When your mother is always a few seconds too late to laugh at the punchline of a joke or your father stops talking on the phone because it’s too hard to hear, it’s time to discuss hearing aids. Even though hearing loss is noticeable in a quarter of people from 65 yo74 and 50% of people over 75, getting them to accept their troubles can be another matter altogether. Hearing often declines gradually, meaning that many people may not even recognize how profoundly their everyday hearing has changed. And even if they are cognizant of their hearing loss, it can be a big step getting them to admit they need hearing aids. The following advice can help you frame your conversation to ensure it hits the right note.
How to Discuss Hearing Aids With a Loved One
Recognize That it Won’t be a Single Conversation But a Process
Before having the conversation, take some time to think about what you will say and how your loved one will respond. When preparing, it’s recommended to frame this as a process rather than a single conversation. It might take a number of discussions over weeks or months for your loved one to accept they have a hearing issue. And that’s fine! Let the conversations proceed at a natural pace. You really need to hold off until your loved one is very comfortable with the decision before going ahead. If somebody refuses to wear their hearing aids, they don’t do much good after all.
Find Your Moment
Decide on a time when your loved one is calm and by themselves. Holidays or large gatherings can be stressful and may draw more attention to your family member’s hearing issues, making them hypersensitive to any perceived attack. To make sure that your loved one hears you correctly and can actively engage in the conversation, a quiet one-on-one is the best plan.

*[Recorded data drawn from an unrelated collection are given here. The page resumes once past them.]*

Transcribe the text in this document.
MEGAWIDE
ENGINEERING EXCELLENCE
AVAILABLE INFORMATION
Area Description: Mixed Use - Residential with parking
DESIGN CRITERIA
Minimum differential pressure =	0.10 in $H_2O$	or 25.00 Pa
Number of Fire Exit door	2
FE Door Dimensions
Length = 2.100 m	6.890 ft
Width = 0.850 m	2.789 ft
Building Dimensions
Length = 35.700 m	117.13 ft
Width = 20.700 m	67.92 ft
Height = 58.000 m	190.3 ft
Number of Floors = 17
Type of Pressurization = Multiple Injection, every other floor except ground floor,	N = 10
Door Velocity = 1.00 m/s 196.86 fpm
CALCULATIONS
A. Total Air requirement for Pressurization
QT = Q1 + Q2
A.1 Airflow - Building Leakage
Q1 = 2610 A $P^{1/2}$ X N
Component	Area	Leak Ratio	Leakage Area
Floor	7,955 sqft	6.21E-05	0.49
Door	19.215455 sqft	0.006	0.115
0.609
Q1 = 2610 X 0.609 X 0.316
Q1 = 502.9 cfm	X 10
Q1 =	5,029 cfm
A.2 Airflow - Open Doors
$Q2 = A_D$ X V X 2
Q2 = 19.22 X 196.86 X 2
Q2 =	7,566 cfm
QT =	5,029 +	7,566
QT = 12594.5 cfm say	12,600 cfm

Take a Clear And Straightforward Approach
It’s beneficial not to be vague and ambiguous about your concerns. Be direct: “Lets’s have a conversation about your hearing mom”. Mention situations where they’ve insisted people are mumbling, had a hard time hearing tv programs or asked people to repeat what they said. Focus on how your loved one’s hearing problems effect their day-to-day life rather than emphasizing their hearing itself. You could say something like “You don’t seem to go out with your friends as much these days, could that be because you have a hard time hearing them?”.
Acknowledge Their Concerns And Underlying Fears
Hearing loss frequently corresponds to a larger fear of losing independence, particularly for older adults dealing with physical frailty or other age-related changes. If your loved one is unwilling to talk about hearing aids or denies the problem, try to understand his or her point of view. Acknowledge how difficult this conversation can be. If the conversation begins to go south, wait until a later time.
Provide Help With Further Action
The most productive conversations about hearing loss occur when both people work together to make the right decisions. The process of purchasing hearing aids can be extremely daunting and that may be one reason why they are so reluctant. Provide your assistance to make the change as smooth as you can. Before you talk, print out our information. We can also check to see if we take your loved one’s insurance before they call. Information about the commonness of hearing issues might help people who feel sensitive or embarrassed about their hearing loss.
Recognize That Hearing Aids Aren’t The End of The Process
So your loved one agreed to consult us and get hearing aids. Fantastic! But the process doesn’t end there. It takes time to adapt to hearing aids. Your loved one has to deal with a new device, new sounds and has to create new habits. During this cycle of adjustment, be an advocate. If your family member is dissatisfied with the hearing aids, take those concerns seriously.